On August 24, 2009, following the consummation of the transactions contemplated
by the Assumption Agreement, the Borrower, the Partnership, Argosy Energy, LLC
(formerly Argosy Energy Corp.), a Delaware limited liability company and
wholly-owned subsidiary of Gran Tierra ("Argosy"), Solana Petroleum Exploration
(Colombia) Limited, a Cayman Islands exempted company and wholly-owned
subsidiary of Gran Tierra ("Solana Cayman"), Solana Resources Limited, an
Alberta, Canada corporation and wholly-owned subsidiary of Gran Tierra, and
Standard Bank entered into an Amended and Restated Credit Agreement, amending
and restating the Amended Agreement (the "Restated Agreement"). As contemplated
in the Assumption Agreement, the Borrower succeeded Gran Tierra as a party to
the Restated Agreement. The material terms of the Restated Agreement are
substantially identical to those of the Amended Agreement, except as follows:
· the maximum amount of the "borrowing base" of the Facility was increased from
$50 million to $200 million;
· the collateral that formerly secured Solana Cayman's credit agreement was added to the collateral that previously secured the Amended Agreement; and
· the covenant to enter into commodity price hedging agreements was deleted.

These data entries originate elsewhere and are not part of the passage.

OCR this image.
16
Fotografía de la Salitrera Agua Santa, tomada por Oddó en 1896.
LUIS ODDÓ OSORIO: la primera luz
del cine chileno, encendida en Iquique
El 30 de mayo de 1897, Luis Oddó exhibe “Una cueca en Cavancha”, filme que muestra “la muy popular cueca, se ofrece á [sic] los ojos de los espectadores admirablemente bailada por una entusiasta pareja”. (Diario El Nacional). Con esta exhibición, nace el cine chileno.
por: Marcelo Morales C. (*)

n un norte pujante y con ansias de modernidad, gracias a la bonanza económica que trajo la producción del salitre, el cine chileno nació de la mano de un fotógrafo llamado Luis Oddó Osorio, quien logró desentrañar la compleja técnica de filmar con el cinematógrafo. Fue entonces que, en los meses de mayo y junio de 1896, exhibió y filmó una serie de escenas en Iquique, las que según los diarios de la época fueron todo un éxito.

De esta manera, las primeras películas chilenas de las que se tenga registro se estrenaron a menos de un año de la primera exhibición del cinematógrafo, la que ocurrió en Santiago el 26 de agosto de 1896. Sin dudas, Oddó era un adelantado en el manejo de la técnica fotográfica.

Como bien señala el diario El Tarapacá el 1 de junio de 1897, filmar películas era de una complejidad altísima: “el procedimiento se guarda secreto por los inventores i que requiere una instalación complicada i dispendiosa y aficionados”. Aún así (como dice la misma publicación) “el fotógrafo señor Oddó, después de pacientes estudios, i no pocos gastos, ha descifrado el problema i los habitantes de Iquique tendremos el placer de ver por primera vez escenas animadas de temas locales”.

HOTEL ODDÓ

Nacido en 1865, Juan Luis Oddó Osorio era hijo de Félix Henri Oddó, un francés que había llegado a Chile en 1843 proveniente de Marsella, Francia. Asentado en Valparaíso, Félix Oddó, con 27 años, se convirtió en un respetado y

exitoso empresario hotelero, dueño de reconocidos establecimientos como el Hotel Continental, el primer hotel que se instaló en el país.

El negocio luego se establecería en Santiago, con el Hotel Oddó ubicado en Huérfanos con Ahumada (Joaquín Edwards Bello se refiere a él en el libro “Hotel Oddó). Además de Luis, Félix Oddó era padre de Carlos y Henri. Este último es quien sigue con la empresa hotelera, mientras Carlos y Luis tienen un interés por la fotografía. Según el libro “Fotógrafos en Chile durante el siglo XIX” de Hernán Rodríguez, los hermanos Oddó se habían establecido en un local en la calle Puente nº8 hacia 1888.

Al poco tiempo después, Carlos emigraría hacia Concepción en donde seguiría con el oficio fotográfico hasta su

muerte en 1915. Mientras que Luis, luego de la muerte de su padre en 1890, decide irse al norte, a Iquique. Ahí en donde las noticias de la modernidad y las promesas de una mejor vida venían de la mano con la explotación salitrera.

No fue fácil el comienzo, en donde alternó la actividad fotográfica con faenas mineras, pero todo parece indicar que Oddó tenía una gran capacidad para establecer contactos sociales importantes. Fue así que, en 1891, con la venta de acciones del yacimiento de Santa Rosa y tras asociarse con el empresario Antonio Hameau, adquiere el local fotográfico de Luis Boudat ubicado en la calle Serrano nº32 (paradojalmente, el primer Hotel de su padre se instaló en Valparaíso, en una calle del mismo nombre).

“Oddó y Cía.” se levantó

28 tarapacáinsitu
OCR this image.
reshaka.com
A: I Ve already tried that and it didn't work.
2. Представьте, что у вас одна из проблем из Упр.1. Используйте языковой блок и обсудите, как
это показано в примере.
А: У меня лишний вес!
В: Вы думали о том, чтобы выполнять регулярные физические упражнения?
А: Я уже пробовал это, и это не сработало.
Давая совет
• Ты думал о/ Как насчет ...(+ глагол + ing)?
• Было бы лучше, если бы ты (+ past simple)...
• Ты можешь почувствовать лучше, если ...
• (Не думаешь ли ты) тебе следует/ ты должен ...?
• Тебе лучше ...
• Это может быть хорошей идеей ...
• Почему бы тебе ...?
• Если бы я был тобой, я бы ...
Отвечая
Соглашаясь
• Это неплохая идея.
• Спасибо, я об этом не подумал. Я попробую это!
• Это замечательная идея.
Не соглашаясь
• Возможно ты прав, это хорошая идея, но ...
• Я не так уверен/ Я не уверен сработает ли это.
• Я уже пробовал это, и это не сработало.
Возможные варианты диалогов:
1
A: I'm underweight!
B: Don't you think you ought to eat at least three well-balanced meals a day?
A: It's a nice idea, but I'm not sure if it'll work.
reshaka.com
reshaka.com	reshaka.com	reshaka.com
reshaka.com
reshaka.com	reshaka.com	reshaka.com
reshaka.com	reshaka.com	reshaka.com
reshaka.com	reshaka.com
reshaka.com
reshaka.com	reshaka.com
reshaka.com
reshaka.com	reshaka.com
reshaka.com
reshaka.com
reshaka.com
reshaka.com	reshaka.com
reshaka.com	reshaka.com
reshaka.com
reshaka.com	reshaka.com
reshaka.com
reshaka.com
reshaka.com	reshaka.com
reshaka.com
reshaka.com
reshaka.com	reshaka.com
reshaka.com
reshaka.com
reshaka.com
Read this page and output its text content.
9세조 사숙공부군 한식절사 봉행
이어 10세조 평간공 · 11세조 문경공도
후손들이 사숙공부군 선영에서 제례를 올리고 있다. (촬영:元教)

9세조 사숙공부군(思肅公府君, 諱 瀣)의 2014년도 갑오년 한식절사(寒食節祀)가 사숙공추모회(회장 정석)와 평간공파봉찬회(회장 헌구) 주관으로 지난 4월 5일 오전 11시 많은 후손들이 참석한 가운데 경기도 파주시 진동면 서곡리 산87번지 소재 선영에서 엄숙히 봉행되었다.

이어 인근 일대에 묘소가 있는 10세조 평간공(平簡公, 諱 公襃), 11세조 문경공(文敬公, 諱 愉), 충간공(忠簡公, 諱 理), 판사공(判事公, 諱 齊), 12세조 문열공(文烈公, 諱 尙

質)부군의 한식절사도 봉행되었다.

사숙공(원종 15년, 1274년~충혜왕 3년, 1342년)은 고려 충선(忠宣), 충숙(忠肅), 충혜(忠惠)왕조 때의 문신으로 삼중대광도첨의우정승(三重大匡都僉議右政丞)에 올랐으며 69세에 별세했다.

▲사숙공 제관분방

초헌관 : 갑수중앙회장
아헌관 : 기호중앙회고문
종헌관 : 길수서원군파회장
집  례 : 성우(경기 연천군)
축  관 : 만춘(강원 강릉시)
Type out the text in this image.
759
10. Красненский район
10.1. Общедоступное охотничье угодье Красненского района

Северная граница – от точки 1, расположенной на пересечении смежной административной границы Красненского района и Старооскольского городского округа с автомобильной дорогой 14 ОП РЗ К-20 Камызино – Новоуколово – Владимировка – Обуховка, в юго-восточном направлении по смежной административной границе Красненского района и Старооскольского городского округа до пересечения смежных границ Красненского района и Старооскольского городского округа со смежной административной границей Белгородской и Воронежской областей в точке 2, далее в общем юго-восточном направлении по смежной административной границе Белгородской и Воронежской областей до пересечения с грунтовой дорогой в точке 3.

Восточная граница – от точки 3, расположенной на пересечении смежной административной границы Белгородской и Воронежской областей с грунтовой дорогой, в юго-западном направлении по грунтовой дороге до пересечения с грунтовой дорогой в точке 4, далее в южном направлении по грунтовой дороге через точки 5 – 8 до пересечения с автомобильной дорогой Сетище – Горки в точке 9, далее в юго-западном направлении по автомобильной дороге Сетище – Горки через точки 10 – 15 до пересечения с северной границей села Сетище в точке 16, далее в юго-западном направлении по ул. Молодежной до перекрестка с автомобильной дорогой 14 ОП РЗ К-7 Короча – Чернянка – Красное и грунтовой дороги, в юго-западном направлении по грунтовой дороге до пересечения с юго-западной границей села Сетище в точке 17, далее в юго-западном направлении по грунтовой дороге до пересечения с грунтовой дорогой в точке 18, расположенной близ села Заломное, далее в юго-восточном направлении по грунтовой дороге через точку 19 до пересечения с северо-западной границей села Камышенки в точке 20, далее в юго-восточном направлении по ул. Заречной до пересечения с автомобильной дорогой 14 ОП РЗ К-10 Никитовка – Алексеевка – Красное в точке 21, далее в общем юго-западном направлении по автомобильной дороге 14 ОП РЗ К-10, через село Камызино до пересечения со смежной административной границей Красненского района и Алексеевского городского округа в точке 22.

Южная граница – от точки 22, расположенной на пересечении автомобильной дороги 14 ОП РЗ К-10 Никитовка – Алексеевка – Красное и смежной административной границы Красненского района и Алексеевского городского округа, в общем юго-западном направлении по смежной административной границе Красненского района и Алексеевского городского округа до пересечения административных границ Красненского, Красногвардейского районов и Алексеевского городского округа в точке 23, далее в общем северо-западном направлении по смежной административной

In connection with entering into the Assumption Agreement and Restated
Agreement, Gran Tierra, the Borrower, the Partnership, Argosy, Solana Cayman,
and GTE Colombia Holdings LLC, a Delaware limited liability company and
wholly-owned subsidiary of Gran Tierra ("Holdco"), entered into the following
ancillary agreements (the "Related Agreements"), which primarily provide for the
preservation of the collateral securing the Facility:
· First Priority Open Pledge Agreement over Credit Rights Derived from
Hydrocarbon Commercial Sales Agreements, dated as of August 24, 2009, by and
between Solana Cayman and Standard Bank;
· First Priority Open Pledge Agreement over a Commercial Establishment, dated as of August 24, 2009, by and between Solana Cayman and Standard Bank;
· Amended and Restated First Priority Open Pledge Agreement over Credit Rights Derived from Crude Oil Commercial Sales Agreements, dated as of August 24, 2009, by and between the Partnership and Standard Bank;
· Cancellation of BNP Pledge over Credit Rights, dated as of August 20, 2009, by BNP Paribas;
· Cancellation of BNP Pledge over Commercial Establishment, dated as of August 21, 2009, by BNP Paribas;
· Collection Account Pledge Agreement, dated as of August 24, 2009, by and between Solana Cayman and Standard Bank;
· Deposit Account Control Agreement, dated as of August 24, 2009, by and among Solana Cayman, BNP Paribas, and Standard Bank;
· Letter regarding Pledge Agreements, dated as of August 24, 2009, by and among the Borrower, the Partnership, Argosy, Holdco, and Standard Bank; and
· Release of Share Pledge Agreement, dated as of August 24, 2009, by and between Gran Tierra and Standard Bank.
The full text of the Assumption Agreement, the Restated Agreement, and the Related Agreements will be filed with Gran Tierra's next Quarterly Report on Form 10-Q.
On August 24, 2009, Edgar Louis Dyes notified Dana Coffield, the President and
Chief Executive Officer of Gran Tierra, that he intends to retire from all
positions he currently holds with Gran Tierra and its various subsidiaries,
effective December, 2009, or as soon as a replacement is found. Mr. Dyes is a
Named Executive Officer of Gran Tierra, as the term is defined in Item 402(a)(3)
of Regulation S-K, and also holds the following positions with Gran Tierra's
subsidiaries:
· President of the Partnership;
· Manager of Argosy;
· Director of the Borrower;
· Director of Gran Tierra Energy Cayman Islands II Inc., a Cayman Islands exempted company and wholly-owned subsidiary of Gran Tierra; and
· President and Director of Solana Cayman.